Cet empire excite les jaloux et les filous. Hatchem et Wagih, deux frères de son mari, contestent l’héritage, au motif que celui-ci devrait être régi par la loi syrienne, mais la Cour de cassation rend un arrêt qui fait jurisprudence en 1974 et réaffirme que Nachat Martini était bien un réfugié politique. Et la mafia ? D’aucuns soupçonnent Hélène Martini de laisser tables ouvertes à quelques figures du milieu. Elle ne dément pas. Pas plus que sa proximité avec quelques grands flics. C’est la loi de la nuit. A l’en croire, Frank Sinatra disait d’elle : «C’est ma boss.»

Piscine couverte

Son époux est mort, Pigalle a changé. Au fil des ans, Hélène Martini se sépare petit à petit de ses biens. En 2011, point final, elle cède le bail des Folies Bergère au groupe Lagardère et au producteur Jean-Marc Dumontet pour 9 millions d’euros. Des regrets ? De la nostalgie ? Pas le genre de la dame : «L’affaire est close. Je ne suis pas une fille à faire des claquettes sur le passé», déclare-t-elle à l’AFP. La vente des costumes des Folies Bergère, qui s’étaient accumulés dans une dépendance de son château de Servon en Seine-et-Marne, la soulage : «Quand ils seront partis, je ferai faire une piscine couverte», dit-elle. Quant aux relations parfois compliquées avec ses employés, elle précise : «Il ne faut pas me marcher sur les pieds».

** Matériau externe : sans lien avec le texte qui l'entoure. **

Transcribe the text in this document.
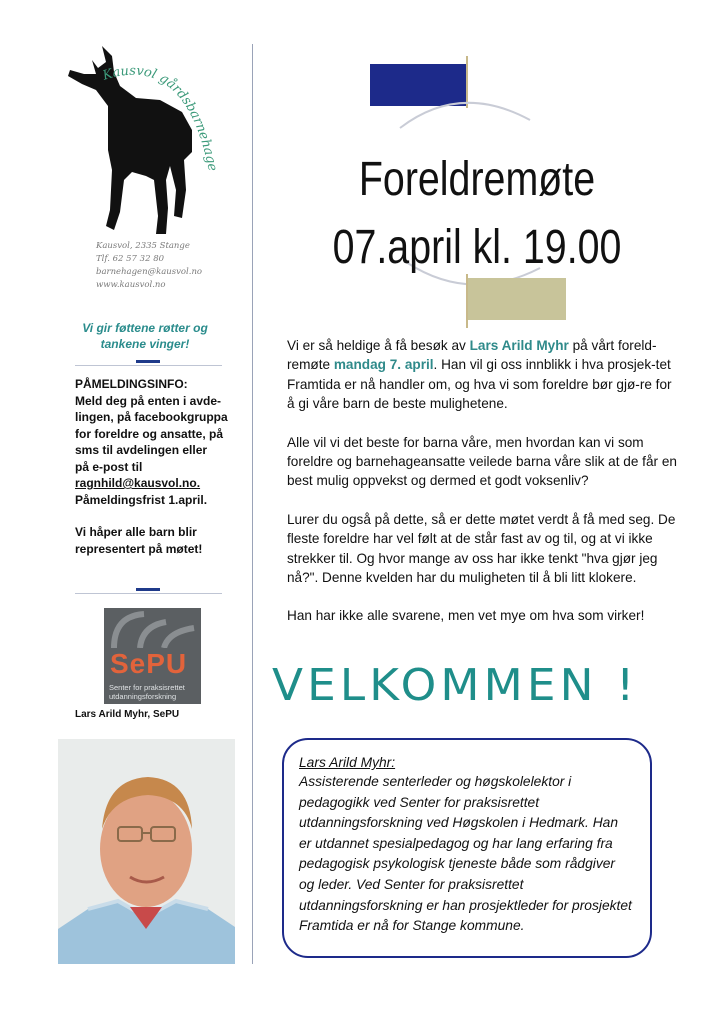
Kausvol gårdsbarnehage
Kausvol, 2335 Stange
Tlf. 62 57 32 80
barnehagen@kausvol.no
www.kausvol.no
Vi gir føttene røtter og
tankene vinger!

PÅMELDINGSINFO:
Meld deg på enten i avde-
lingen, på facebookgruppa
for foreldre og ansatte, på
sms til avdelingen eller
på e-post til
ragnhild@kausvol.no.
Påmeldingsfrist 1.april.

Vi håper alle barn blir
representert på møtet!

SePU
Senter for praksisrettet
utdanningsforskning
Lars Arild Myhr, SePU
Foreldremøte
07.april kl. 19.00

Vi er så heldige å få besøk av Lars Arild Myhr på vårt foreld-remøte mandag 7. april. Han vil gi oss innblikk i hva prosjek-tet Framtida er nå handler om, og hva vi som foreldre bør gjø-re for å gi våre barn de beste mulighetene.

Alle vil vi det beste for barna våre, men hvordan kan vi som foreldre og barnehageansatte veilede barna våre slik at de får en best mulig oppvekst og dermed et godt voksenliv?

Lurer du også på dette, så er dette møtet verdt å få med seg. De fleste foreldre har vel følt at de står fast av og til, og at vi ikke strekker til. Og hvor mange av oss har ikke tenkt "hva gjør jeg nå?". Denne kvelden har du muligheten til å bli litt klokere.

Han har ikke alle svarene, men vet mye om hva som virker!

VELKOMMEN !
Lars Arild Myhr:
Assisterende senterleder og høgskolelektor i pedagogikk ved Senter for praksisrettet utdanningsforskning ved Høgskolen i Hedmark. Han er utdannet spesialpedagog og har lang erfaring fra pedagogisk psykologisk tjeneste både som rådgiver og leder. Ved Senter for praksisrettet utdanningsforskning er han prosjektleder for prosjektet Framtida er nå for Stange kommune.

La vieille dame qui n'a pas de descendants et qui compte alors écrire ses mémoires n’aime plus vraiment Pigalle («Aujourd’hui, c’est triste, c’est zéro»). Elle va pourtant y rester dans son loft décoré par son ami Erté. Singes en peluche, meubles dorés, murs capitonnés en rose : le lieu surprend les visiteurs. Celle qui à 87 ans assénait encore sans ciller «il faut continuer à regarder vers le futur» a rejoint la nuit.